Release capacity acquired via acquire().

stop(timeout: Optional[float] = None) bool[source]

Shut down the semaphore.

All pending and future calls to get will fail immediately. This function will then block until either the timeout elapses, or all active resources have been released by their holders.

Parameters

timeout – How long to wait for a full shutdown, or None to wait forever.

Returns

True if the semaphore has been shut down, False for a timeout.

set_capacity(capacity: Optional[int]) None[source]

Modify the capacity of the semaphore.

Note that the current usage of the semaphore may be transiently greater than its capacity, if you reduce the capacity with this mechanism!

class Status(capacity, current, stopped)[source]

Bases: NamedTuple

capacity: Optional[int][source]

Alias for field number 0

current: int[source]

Alias for field number 1

stopped: bool[source]

Alias for field number 2

property status: Status[source]

Fetch the current capacity, usage, and stop state.

class Resource(sem: Semaphore, amount: int = 1, timeout: Optional[float] = None, check: bool = False)[source]

Bases: AbstractContextManager

get(amount: int = 1, timeout: Optional[float] = None, check: bool = False) Resource[source]

Context manager API to acquire capacity from the semaphore.

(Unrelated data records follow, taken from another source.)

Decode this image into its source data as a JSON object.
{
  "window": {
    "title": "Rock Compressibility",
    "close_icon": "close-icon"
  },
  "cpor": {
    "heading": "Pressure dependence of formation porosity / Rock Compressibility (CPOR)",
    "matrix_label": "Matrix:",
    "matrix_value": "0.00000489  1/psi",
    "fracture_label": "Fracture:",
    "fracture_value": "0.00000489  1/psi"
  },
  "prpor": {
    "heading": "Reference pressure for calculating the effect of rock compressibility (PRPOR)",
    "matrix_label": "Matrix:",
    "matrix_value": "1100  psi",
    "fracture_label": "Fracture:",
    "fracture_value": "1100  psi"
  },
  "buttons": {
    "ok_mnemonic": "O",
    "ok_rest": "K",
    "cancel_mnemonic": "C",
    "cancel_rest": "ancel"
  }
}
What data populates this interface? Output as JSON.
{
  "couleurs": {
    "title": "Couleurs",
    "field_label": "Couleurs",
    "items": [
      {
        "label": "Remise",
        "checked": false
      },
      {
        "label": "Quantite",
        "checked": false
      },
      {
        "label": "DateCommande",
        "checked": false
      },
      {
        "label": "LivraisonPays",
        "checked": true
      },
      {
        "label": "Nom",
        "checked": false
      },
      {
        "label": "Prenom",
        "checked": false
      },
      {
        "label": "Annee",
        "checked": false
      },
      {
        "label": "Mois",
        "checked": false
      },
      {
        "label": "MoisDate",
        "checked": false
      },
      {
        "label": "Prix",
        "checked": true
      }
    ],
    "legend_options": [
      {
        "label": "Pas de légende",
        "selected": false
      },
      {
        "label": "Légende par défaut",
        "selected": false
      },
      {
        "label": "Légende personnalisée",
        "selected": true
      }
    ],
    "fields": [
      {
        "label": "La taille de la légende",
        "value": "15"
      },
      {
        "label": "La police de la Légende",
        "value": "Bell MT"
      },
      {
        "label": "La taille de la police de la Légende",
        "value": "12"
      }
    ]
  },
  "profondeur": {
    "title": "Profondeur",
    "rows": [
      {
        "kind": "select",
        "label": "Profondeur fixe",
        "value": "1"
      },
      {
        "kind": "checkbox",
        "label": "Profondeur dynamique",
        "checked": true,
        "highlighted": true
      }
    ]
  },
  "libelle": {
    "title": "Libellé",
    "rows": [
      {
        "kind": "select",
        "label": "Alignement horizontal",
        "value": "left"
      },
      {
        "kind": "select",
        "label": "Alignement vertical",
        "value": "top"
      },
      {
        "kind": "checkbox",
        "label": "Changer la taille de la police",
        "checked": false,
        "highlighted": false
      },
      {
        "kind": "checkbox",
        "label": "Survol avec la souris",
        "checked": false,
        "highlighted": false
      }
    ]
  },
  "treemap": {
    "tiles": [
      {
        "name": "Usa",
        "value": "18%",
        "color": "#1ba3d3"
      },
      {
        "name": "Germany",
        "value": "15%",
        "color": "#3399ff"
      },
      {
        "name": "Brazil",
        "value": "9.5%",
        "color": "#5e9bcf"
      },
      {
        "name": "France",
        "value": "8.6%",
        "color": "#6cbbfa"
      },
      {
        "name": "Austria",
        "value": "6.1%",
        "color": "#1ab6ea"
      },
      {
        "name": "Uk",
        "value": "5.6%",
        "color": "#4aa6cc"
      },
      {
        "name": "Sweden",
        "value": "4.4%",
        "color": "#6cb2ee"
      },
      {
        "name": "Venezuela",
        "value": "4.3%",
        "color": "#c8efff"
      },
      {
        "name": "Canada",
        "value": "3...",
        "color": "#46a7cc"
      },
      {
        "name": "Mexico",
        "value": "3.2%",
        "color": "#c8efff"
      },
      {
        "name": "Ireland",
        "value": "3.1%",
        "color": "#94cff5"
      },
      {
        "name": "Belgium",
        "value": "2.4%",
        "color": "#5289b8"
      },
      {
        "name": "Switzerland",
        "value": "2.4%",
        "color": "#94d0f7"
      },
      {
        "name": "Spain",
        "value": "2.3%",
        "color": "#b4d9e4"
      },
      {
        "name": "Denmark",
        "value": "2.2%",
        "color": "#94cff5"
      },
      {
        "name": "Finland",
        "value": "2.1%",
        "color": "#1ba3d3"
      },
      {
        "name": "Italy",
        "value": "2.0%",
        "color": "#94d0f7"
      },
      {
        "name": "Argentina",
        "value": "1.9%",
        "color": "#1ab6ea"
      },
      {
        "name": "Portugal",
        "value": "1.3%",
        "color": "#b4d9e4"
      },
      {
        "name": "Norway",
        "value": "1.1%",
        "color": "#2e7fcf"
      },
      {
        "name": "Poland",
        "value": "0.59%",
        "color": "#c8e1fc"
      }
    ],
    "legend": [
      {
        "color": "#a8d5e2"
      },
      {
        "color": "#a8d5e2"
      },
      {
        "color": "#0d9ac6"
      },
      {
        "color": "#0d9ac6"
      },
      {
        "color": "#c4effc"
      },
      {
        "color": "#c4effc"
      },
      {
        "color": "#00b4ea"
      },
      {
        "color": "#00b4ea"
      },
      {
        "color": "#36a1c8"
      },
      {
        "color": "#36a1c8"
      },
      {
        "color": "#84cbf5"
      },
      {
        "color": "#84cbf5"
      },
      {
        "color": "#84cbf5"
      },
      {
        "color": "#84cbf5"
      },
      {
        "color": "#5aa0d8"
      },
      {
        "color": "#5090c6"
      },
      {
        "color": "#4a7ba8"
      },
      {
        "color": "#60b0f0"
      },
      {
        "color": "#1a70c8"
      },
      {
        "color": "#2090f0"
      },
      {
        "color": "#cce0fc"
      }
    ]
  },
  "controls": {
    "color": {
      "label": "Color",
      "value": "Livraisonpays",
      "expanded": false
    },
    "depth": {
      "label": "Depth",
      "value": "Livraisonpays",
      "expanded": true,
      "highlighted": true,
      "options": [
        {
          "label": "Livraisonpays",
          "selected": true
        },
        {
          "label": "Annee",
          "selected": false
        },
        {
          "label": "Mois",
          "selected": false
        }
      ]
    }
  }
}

This function works just like acquire() or acquire_checked(), but (if it doesn’t raise) returns a context manager which releases the resources on exit.

If you call this with check=False, note that you must check whether the acquire succeeded (with resource.status) before using it!

Parameters
  • amount – The amount of capacity to acquire, which must be >= 0.

  • timeout – How long we should block, in seconds, or None (the default) to wait forever. If the argument is zero, it is guaranteed that this function will not block.

  • check – If True, this function will raise an exception on failure. If False, returns a resource with a nonzero status.

Returns

A context manager whose bool value indicates whether the resource was successfully

acquired or not. If check is True, this value is guaranteed to always be True.

Raises
  • TimeoutError – If check=True, timeout != None, and the request timed out. This is a retriable error.

  • BrokenPipeError – If check=True and the semaphore was stopped before the acquisition could complete. This is a non-retriable error.